How to Apply for Insurance
Step-by-Step Process:
- Assess your needs based on income, dependents, and financial goals.
- Compare plans online on platforms like Policybazaar, Coverfox, or insurer websites.
- Use a premium calculator to determine cost.
- Fill in the application form with accurate personal and medical details.
- Undergo medical tests if required. Policybazaar Insurance Portal
- Pay the premium online and receive digital policy documents.
Ensure to read the fine print and disclosure terms to avoid claim rejection.

Important Dates to Keep in Mind
Event | Timeline |
---|---|
Policy Renewal | Annually or as per tenure |
Grace Period for Payment | Usually 15–30 days post due date |
Free-look Cancellation | Within 15–30 days of policy issue |
Waiting Period for Claims | Health/critical illness: 30–90 days |
Disclaimer
This article is for informational purposes only. Insurance needs vary for every individual based on personal and financial conditions. Readers are advised to consult certified financial advisors or insurance agents before purchasing any policy. The premiums mentioned are indicative and may vary depending on the insurer, applicant’s age, health, and other factors.
Insurance Is a Risk Cover and Not an Investment Conclusion
Insurance should always be viewed as a financial safeguard, not a way to earn returns. Individuals like Vihaan Gupta must realize that as life progresses, so do financial responsibilities. Merely relying on an old insurance policy might leave dependents vulnerable during crises. Evaluating and upgrading your insurance coverage with every major life change is essential.

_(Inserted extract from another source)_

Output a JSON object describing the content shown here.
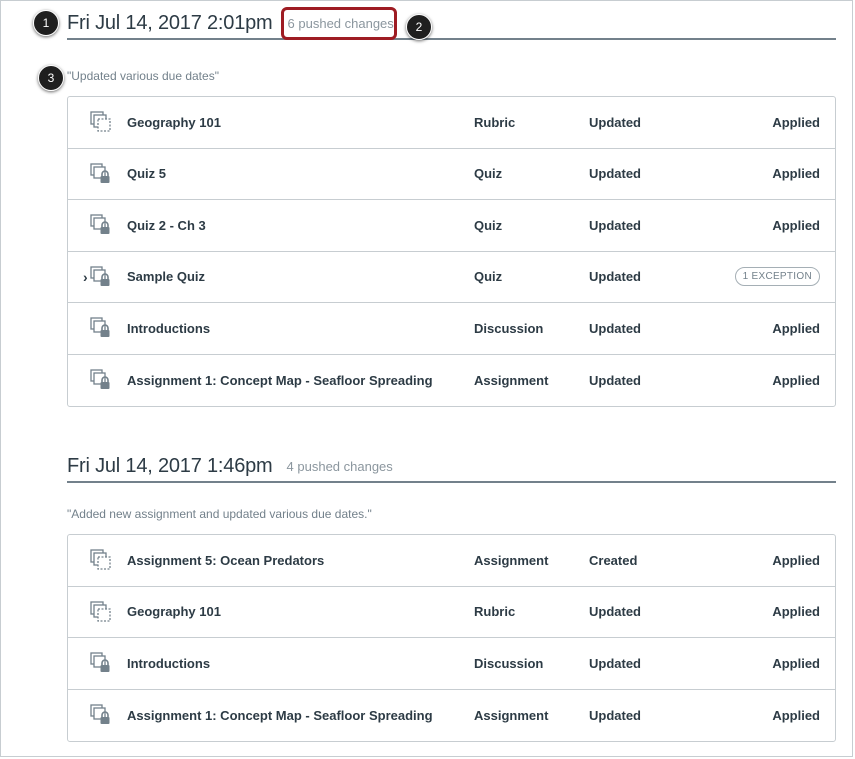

Health and personal accident insurance are often overlooked until it’s too late. A single medical emergency can wipe out years of savings or plunge families into debt. Investing in health insurance early guarantees access to quality healthcare without financial strain. Similarly, personal accident insurance shields against loss of income due to unforeseen accidents.

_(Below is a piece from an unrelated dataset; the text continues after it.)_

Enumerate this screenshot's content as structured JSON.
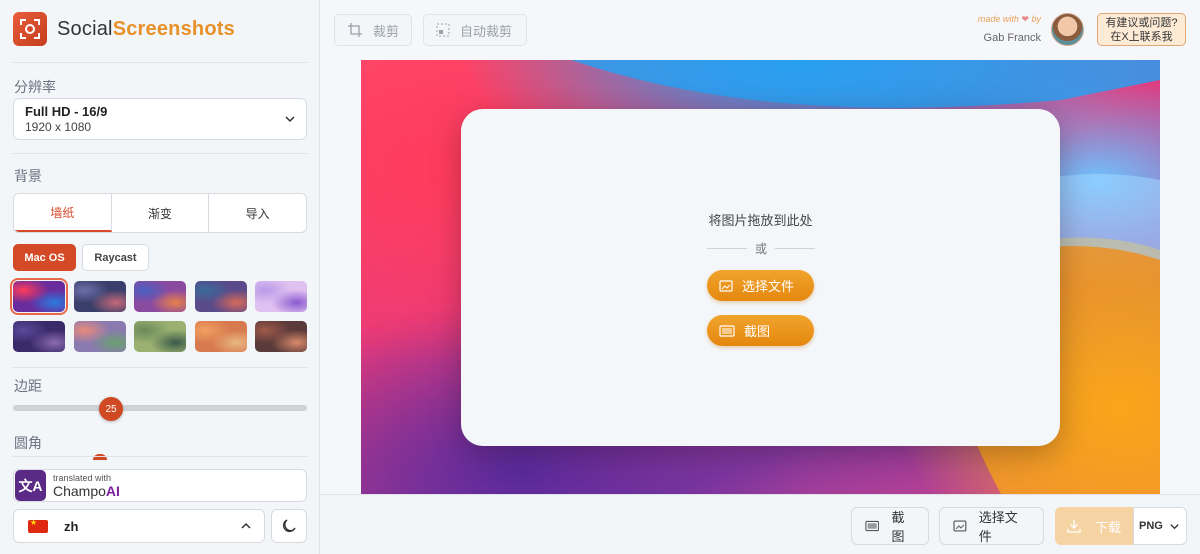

Moreover, having the right insurance strategy ensures that long-term goals like buying a house or retirement planning remain on track. Instead of relying on savings for emergencies, insurance allows investments to continue compounding. This division between insurance and investments creates a resilient financial plan.
In conclusion, every working individual, whether salaried or self-employed, must prioritize separate risk coverage and investment strategies. Buying term insurance, health insurance, and accident cover should be the first steps toward securing your family’s future. Don’t fall for insurance plans that promise high returns—focus on coverage, not profit.
Insurance Is a Risk Cover and Not an Investment FAQs
1. Why is term insurance better than endowment plans?
Term insurance provides pure life cover at a much lower premium compared to endowment or ULIP plans. Endowment mixes insurance with investment, offering lower coverage and lower returns. In contrast, term insurance focuses solely on financial protection in case of death, which is crucial for dependents.
2. Is it okay to have only one insurance policy for life?
Not always. As your income and responsibilities grow, so should your coverage. One policy taken years ago may no longer provide adequate protection. It’s important to review and upgrade your insurance regularly, especially during milestones like marriage, childbirth, or taking loans.
3. What happens if I miss paying my insurance premium?
Most insurance policies come with a grace period of 15–30 days. If payment isn’t made within this time, the policy may lapse. A lapsed policy can result in loss of coverage, and in some cases, you may have to reapply or undergo fresh underwriting.
4. Why should young people buy insurance early?
Premiums are significantly lower at a younger age, and there are fewer health-related exclusions. You also complete the waiting period (in health plans) when you are less likely to need hospitalization. Starting early ensures continuous coverage at a lower cost.
5. Is health insurance necessary if I am healthy and single?
Yes. Medical emergencies are unpredictable, and treatment costs are rising. Having health insurance early ensures you’re covered even before lifestyle diseases set in. Additionally, buying while young means lower premiums and fewer exclusions due to pre-existing conditions.